The equation of a line is a fundamental concept in mathematics, providing a way to describe a straight line in the Cartesian coordinate system. In two dimensions, lines are often expressed via the slope-intercept form:

• If we know the slope (\(m\)) and y-intercept (\(b\)), we write the line equation as \(y = mx + b\).
• This formula directly tells you the slope of the line and where it crosses the y-axis.
• Another common form is the point-slope formula, which is especially handy for finding the equation of a line when a point on the line and the slope is known: \(y - y_1 = m(x - x_1)\), where \((x_1, y_1)\) is a specific point on the line.

Both these forms play a crucial role in writing the equations of altitudes in a triangle. For each altitude, we start by identifying the slope of the relevant side of the triangle and then find the perpendicular slope to help write its equation.
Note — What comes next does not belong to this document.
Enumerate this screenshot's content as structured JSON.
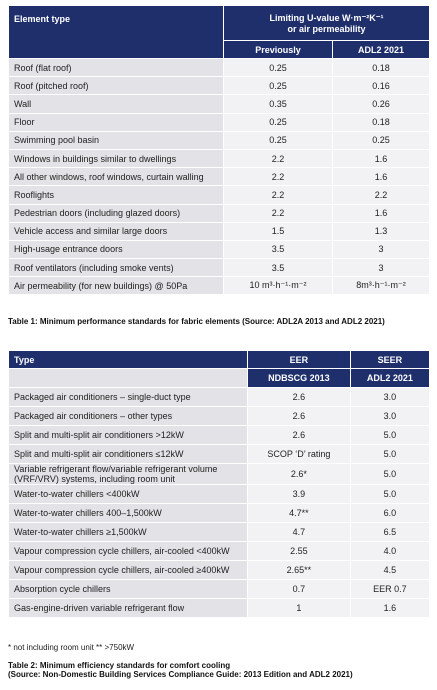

Once we have a slope and a point (the vertex of the triangle from which the altitude is drawn), the point-slope form is used to derive the altitude's equation.

The intersection of two lines is the point at which they meet on the plane. When dealing with altitudes of a triangle, the idea is to find where these lines intersect, which is called the orthocenter of the triangle. To determine the intersection point:

• We need the equations of the two lines involved.
• Set the equations equal to each other to solve for \(x\)
• Substitute the found \(x\) value back into one of the line equations to determine \(y\).

For lines in the form \(y = mx + b\), equating them allows us to solve for a common \(x\). Once \(x\) is found, it is plugged back into either line equation to find the \(y\)-coordinate. This process identifies the exact coordinates where the two lines intersect. Such intersections are critical in various applications, such as finding the meeting point of altitudes in triangles, which confirms their concurrent nature.

Perpendicular slopes are critical when working with geometric figures, like triangles, where understanding orthogonality is necessary. The slope of a line is a measure of its steepness, and for two lines to be perpendicular:

• Their slopes must be negative reciprocals of each other.
• This means if one line has a slope of \(m\), the perpendicular line will have a slope of \(-\frac{1}{m}\).

This relationship is essential in deriving equations for altitudes of triangles, as these altitudes are perpendicular to the sides of the triangle. Thus, knowing the slope of a triangle's side allows us to easily compute the slope of the perpendicular altitude. This calculation is a preliminary step before using the point-slope formula to write the equation of the altitude and, subsequently, determine where it intersects with others.